SOS supported explicit persistence on output and automatic on input. The programmer explicitly asks to copy an object to disk to make it persistent; SOS copies object state onto disk using the same mechanism as for remote copy. When following a reference to a persistent object, object faulting loads it into memory automatically.
Object faulting is a big win for programmers.
In contrast, explicit persistence is too complex even for very
simple-minded applications.
Figuring out how much of the object graph to copy, maintaining
sharing (object identity), and removing unreferenced persistent
objects, are a nightmare.
We conclude from this experience that the only useable model is
persistence by reachability.
PerDiS
PerDiS is an Esprit
Long-Term Research project to build a Persistent Distributed
Store (PDS) for cooperative CAD applications.
The application area is the building and construction industry.
The requirements are ease of use, efficient data access, security,
fault tolerance, and large-scale operation.

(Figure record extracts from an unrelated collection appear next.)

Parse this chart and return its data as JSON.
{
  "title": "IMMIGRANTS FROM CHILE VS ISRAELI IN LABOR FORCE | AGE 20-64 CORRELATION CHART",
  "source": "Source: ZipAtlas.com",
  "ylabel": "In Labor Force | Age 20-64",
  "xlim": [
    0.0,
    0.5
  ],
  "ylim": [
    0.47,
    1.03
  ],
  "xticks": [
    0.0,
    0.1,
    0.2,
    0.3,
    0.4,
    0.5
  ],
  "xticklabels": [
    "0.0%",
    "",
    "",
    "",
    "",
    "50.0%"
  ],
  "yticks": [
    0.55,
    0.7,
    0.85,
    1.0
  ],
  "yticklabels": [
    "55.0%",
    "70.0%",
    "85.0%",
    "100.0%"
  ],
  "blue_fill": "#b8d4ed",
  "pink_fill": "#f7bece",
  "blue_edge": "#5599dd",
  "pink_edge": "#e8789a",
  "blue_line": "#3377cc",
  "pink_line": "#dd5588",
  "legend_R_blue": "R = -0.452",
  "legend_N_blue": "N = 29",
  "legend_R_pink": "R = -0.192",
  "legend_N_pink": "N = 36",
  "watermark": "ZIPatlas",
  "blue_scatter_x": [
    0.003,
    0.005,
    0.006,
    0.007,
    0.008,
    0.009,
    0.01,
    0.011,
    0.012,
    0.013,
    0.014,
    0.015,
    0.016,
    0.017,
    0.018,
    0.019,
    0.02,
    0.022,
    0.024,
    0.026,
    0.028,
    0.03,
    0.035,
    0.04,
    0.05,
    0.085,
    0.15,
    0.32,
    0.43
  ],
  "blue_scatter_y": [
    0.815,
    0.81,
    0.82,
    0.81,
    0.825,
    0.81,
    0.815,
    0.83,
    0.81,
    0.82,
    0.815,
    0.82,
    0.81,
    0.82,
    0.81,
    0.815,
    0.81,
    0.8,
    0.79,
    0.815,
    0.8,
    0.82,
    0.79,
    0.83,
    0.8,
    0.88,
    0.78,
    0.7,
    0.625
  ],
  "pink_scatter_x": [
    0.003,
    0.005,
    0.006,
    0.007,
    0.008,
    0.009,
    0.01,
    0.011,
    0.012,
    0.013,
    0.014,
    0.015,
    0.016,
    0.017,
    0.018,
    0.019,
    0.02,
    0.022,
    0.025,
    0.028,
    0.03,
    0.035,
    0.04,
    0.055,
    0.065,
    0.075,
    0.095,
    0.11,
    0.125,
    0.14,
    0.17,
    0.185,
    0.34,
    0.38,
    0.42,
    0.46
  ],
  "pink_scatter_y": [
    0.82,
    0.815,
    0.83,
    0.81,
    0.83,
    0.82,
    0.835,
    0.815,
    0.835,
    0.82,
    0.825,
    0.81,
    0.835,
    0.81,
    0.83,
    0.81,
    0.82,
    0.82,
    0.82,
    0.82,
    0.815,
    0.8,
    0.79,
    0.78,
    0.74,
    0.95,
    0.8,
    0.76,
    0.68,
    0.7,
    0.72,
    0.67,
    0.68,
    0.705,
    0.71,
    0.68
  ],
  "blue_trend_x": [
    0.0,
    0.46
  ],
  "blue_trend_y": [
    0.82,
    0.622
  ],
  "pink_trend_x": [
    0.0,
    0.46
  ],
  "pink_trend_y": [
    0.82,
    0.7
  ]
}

We predict that the usage pattern will be such that there is
little write contention.
A PDS is a big, persistent, shared, distributed memory. Conceptually, an application process maps in the memory, allocates objects in it, assigns and navigates pointers; acessibility is restricted only by access rights. Any reachable object becomes persistent; unreachable objects are deleted by the distributed garbage collector. Class information is stored in the store just like any other object (there is a hidden pointer from any object to its class).
A cluster is an arbitrary set of objects; a program allocating an object indicates in which cluster it is to be stored. The cluster, not the object, is the granule presented to the casual user, much like a file in Unix: a cluster has a name, protection attributes, etc. The cluster is governed by objects that dictate the policies applied to all the data objects in that cluster, such as allocation and deallocation algorithms, concurrency control and swizzling algorithms; in a future version there should be per-cluster replication policies too.
Conceptually, each application process gets its own working copy of the memory to modify locally. Updates are accepted at commit time only if the user running the process has the appropriate access rights, and the updates do not conflict with another transaction.
The current version of PerDiS is written in C++ and supports C++ applications. Three different proof-of-concept implementations exist; we are currently implemening a PerDiS platform which will be used by real application developers, to be made public at the end of 1997. It is layered upon a remote invocation mechanism called SSP Chains. SSP Chains are cheap and fault tolerant. They support object migration.